Wound healing and the immune response in swine treated with a hemostatic bandage composed of salmon thrombin and fibrinogen.
Author(s): Rothwell SW, Sawyer E, Dorsey J, Flournoy WS, Settle T, Simpson D, Cadd G, Janmey P, White C, Szabo KA
Affiliation(s): Department of Anatomy, Physiology and Genetics, Uniformed Services University of the Health Sciences, Bethesda, MD 20814-4799, USA. email@example.com
Publication date & source: 2009-10, J Mater Sci Mater Med., 20(10):2155-66. Epub 2009 May 18.
Publication type: Evaluation Studies; Research Support, U.S. Gov't, Non-P.H.S.
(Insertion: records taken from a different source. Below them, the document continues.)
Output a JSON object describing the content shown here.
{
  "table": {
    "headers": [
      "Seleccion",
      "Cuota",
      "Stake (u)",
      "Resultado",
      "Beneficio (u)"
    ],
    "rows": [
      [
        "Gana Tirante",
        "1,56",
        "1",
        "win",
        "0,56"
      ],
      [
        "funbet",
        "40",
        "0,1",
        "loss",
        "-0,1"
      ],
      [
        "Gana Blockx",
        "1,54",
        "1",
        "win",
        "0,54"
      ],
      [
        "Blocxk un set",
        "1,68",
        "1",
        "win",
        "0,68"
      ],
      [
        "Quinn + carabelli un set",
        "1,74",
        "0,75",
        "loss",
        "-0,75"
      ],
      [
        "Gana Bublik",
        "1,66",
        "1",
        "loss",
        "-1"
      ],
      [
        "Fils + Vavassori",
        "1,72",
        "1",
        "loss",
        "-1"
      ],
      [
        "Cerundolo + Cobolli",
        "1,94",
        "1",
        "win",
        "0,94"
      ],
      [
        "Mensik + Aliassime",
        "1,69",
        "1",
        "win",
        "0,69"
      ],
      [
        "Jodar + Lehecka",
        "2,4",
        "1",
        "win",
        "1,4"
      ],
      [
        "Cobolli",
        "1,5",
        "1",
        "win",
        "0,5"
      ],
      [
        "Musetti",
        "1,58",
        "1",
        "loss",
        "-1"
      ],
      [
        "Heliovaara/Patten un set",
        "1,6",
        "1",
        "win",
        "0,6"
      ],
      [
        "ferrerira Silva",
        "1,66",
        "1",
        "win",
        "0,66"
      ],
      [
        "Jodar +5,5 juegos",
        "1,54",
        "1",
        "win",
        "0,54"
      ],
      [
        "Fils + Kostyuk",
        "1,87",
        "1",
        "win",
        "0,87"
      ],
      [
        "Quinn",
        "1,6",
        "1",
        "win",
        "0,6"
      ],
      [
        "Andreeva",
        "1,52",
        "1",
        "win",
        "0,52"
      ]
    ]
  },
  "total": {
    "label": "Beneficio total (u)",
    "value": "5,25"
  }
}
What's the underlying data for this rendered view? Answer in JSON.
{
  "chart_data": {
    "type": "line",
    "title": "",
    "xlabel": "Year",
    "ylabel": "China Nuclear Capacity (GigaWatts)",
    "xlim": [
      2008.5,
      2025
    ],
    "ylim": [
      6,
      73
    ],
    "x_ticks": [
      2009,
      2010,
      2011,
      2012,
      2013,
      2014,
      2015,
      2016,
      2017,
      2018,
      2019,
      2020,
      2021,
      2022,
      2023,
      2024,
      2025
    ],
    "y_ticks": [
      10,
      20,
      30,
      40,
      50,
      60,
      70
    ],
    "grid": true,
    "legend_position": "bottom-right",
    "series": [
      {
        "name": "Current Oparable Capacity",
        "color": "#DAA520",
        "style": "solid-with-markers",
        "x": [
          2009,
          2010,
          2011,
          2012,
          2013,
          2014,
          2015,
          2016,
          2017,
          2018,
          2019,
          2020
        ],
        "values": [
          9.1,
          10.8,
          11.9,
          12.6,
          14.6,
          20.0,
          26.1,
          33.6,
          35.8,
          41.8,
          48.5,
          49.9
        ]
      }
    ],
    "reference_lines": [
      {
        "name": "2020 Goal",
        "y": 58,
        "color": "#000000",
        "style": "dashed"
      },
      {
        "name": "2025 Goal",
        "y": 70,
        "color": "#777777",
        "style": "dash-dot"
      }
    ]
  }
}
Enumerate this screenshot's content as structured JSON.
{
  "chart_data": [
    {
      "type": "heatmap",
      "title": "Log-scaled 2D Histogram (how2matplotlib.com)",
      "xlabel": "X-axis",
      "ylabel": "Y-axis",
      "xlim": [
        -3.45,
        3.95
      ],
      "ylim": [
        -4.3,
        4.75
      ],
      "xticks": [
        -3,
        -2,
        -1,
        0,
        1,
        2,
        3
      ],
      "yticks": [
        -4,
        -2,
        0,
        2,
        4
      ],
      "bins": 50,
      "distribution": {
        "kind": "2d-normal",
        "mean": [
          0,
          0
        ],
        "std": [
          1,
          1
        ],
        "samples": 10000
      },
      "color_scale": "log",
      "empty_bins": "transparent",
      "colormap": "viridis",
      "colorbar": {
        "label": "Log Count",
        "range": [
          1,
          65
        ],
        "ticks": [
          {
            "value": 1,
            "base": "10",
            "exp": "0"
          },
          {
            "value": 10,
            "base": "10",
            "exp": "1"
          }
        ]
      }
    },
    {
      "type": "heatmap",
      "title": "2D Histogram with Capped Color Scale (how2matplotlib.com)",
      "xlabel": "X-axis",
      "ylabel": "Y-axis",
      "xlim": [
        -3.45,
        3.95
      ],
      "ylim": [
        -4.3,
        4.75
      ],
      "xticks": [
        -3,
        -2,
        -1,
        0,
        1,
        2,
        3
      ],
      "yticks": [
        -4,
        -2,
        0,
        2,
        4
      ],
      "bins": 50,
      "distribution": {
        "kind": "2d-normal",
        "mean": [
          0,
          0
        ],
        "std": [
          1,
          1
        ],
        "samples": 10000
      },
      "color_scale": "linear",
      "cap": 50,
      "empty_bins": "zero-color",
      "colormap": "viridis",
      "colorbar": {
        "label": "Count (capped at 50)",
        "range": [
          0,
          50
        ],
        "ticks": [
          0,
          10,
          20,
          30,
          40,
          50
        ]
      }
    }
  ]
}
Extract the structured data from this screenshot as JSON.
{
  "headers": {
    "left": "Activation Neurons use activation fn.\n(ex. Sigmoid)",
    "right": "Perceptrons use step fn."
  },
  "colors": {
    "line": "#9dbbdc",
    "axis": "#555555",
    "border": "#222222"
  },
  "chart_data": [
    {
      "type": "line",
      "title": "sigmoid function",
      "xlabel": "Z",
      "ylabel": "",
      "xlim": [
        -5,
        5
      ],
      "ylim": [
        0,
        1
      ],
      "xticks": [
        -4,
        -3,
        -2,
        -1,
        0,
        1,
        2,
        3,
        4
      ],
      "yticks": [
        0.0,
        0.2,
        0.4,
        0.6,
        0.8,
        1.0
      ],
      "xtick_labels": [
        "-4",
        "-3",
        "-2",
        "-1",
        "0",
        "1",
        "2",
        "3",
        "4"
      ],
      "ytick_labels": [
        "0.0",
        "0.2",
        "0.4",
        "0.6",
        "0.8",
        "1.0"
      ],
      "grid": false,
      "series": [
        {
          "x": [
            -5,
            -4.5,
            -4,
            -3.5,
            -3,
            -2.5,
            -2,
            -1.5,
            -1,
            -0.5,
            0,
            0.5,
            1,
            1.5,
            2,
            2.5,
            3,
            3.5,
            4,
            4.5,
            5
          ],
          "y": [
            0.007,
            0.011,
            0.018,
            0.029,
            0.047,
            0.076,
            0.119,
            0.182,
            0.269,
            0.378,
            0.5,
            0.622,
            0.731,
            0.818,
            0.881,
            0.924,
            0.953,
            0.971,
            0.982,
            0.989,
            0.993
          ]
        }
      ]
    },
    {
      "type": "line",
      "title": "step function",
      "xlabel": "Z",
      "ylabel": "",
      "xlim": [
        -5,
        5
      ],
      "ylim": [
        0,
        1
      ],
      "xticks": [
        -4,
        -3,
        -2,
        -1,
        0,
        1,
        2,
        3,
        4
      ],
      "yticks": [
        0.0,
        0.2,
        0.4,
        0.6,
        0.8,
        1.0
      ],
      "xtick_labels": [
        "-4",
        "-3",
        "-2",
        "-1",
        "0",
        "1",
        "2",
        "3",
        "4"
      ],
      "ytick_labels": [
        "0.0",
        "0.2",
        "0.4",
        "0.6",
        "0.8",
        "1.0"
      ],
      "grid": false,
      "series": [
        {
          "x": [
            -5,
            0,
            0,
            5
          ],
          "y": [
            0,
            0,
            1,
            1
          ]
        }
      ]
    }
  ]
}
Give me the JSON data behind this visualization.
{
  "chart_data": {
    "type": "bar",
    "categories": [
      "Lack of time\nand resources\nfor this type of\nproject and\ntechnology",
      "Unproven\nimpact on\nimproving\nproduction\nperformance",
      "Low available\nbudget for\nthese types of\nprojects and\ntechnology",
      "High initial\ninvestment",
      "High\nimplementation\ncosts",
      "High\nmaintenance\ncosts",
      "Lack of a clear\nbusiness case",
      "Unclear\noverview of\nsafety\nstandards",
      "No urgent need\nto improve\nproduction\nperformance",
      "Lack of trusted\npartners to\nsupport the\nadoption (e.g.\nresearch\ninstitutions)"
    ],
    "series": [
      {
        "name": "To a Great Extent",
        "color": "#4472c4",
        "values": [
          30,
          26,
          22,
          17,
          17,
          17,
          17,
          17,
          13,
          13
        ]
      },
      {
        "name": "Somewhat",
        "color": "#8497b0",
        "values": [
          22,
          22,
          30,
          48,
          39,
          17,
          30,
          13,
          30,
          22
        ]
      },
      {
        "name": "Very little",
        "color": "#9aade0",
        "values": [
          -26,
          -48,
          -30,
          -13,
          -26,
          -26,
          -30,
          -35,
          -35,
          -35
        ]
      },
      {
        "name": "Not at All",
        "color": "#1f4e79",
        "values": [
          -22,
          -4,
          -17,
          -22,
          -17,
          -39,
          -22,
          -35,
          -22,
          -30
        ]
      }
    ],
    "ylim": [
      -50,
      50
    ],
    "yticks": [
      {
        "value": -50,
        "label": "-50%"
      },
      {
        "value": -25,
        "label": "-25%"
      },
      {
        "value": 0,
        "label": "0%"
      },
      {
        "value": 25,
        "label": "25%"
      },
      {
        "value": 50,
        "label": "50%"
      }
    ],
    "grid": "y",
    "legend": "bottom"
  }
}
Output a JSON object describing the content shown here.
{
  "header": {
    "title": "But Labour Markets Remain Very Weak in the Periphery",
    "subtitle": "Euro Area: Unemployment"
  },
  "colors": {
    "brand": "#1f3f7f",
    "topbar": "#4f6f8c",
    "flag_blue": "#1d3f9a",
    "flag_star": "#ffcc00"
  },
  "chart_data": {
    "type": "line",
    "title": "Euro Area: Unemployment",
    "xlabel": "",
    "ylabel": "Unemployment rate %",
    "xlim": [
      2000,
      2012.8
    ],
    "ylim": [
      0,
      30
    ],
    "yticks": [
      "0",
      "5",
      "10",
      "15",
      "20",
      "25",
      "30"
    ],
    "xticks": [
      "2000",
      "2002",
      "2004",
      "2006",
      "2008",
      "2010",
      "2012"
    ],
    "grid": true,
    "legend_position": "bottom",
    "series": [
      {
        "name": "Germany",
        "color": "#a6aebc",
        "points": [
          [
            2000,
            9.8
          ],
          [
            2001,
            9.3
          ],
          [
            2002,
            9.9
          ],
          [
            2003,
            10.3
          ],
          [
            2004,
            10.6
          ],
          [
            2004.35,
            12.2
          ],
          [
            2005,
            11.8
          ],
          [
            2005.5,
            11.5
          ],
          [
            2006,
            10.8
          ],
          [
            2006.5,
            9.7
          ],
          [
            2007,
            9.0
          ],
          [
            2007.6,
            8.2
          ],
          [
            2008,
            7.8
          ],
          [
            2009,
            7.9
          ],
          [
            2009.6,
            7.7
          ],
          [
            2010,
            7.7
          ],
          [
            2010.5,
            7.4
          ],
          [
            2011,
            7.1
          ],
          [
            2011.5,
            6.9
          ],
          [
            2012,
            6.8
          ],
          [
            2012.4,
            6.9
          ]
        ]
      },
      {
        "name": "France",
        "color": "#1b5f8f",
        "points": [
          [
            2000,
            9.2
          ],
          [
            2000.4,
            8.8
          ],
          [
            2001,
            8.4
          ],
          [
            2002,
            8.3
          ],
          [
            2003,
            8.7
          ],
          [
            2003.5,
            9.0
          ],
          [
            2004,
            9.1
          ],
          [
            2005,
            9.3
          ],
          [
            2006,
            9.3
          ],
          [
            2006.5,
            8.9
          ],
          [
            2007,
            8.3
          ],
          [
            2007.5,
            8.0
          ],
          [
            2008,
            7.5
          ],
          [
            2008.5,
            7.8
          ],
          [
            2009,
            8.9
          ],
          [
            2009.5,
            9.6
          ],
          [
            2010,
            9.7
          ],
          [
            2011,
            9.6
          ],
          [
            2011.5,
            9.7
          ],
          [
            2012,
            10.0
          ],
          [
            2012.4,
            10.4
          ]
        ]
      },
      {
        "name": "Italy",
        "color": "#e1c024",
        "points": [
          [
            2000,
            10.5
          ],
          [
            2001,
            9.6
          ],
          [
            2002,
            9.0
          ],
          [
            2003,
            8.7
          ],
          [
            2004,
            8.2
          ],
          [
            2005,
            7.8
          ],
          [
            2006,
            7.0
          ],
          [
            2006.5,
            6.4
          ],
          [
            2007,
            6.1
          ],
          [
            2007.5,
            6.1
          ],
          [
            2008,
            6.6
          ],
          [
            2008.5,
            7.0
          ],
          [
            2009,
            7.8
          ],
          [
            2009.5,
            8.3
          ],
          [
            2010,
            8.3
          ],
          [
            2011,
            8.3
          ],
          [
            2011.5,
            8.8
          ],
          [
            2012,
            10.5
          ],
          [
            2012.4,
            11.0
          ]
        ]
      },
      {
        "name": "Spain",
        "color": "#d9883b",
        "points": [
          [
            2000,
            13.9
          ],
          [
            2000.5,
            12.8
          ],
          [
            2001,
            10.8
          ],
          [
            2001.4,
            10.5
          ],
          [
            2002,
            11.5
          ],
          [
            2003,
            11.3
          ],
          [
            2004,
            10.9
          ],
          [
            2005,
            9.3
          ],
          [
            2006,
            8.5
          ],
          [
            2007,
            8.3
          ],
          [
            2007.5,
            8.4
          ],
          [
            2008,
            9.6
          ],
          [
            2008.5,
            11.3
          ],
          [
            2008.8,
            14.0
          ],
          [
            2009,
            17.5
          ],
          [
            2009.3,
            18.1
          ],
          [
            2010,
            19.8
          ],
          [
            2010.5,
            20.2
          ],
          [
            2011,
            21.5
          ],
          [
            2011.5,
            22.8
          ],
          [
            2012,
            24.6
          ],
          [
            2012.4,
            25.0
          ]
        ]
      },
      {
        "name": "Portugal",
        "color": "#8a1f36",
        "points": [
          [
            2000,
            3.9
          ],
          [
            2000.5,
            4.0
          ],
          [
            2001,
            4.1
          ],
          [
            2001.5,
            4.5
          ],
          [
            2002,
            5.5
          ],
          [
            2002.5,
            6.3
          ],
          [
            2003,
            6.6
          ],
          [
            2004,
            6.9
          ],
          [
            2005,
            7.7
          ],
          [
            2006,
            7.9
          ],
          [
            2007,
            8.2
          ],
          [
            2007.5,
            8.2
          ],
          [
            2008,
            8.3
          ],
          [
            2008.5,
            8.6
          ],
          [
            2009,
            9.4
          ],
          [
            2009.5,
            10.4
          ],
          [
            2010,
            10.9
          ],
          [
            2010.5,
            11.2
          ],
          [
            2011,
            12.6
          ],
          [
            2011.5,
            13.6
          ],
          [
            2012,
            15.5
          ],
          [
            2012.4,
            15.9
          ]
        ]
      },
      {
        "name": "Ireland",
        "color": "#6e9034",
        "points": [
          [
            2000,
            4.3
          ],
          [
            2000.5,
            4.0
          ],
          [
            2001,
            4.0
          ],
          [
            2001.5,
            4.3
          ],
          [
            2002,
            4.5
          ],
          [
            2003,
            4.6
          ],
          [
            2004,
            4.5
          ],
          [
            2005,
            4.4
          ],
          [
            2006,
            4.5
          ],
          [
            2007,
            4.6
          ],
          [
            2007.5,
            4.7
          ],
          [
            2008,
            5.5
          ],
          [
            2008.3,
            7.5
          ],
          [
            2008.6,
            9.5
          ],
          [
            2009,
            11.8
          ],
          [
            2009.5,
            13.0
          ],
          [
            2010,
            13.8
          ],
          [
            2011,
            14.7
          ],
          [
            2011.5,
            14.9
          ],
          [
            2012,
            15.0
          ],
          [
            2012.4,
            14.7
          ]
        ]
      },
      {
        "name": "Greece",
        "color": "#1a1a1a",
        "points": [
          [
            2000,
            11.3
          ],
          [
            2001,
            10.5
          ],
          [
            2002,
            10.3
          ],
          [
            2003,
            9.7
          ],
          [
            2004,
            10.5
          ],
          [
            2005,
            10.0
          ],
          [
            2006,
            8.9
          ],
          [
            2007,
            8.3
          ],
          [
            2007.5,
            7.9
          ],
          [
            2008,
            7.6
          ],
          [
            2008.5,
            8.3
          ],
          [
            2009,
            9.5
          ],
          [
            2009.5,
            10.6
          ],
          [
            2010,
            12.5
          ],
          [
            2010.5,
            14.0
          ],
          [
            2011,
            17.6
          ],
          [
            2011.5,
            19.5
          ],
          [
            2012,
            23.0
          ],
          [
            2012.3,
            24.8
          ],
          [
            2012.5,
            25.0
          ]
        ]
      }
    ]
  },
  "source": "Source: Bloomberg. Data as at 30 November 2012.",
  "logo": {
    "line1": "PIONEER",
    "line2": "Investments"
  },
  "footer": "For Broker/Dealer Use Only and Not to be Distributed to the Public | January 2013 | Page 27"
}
We investigated the inflammatory response in pigs exposed to salmon fibrinogen/thrombin dressings. Animals were exposed to the material in 3 ways: (a) thrombin and fibrinogen were injected intravenously, (b) dual full-thickness skin lesions were surgically created on the dorsal aspect of the swine and treated with the fibrinogen/thrombin bandage and a commercial bandage or (c) a fibrinogen/thrombin bandage was inserted through an abdominal incision into the peritoneal cavity. Blood was collected twice weekly and animals were sacrificed at 7, 10 or 28 days. Animals in the 28-day dermal lesion group were given an injection of salmon fibrinogen/thrombin at the 10 day point to simulate a second bandage application. The immune response manifested itself as induction of germinal centers in mesenteric lymph nodes and in the white pulp of the spleen. Examination of the histology of the skin and organs showed a cellular inflammatory response with granulation tissue and signs of edema that resolved by the 28-day stage. Antibodies reactive to salmon and human thrombin and fibrinogen were detected, but fibrinogen levels and coagulation processes were not affected. In conclusion, animals treated with salmon fibrinogen/thrombin bandages demonstrated a smooth recovery course in terms of both tissue healing and the immune response without adverse effects from the exposure to the fish proteins.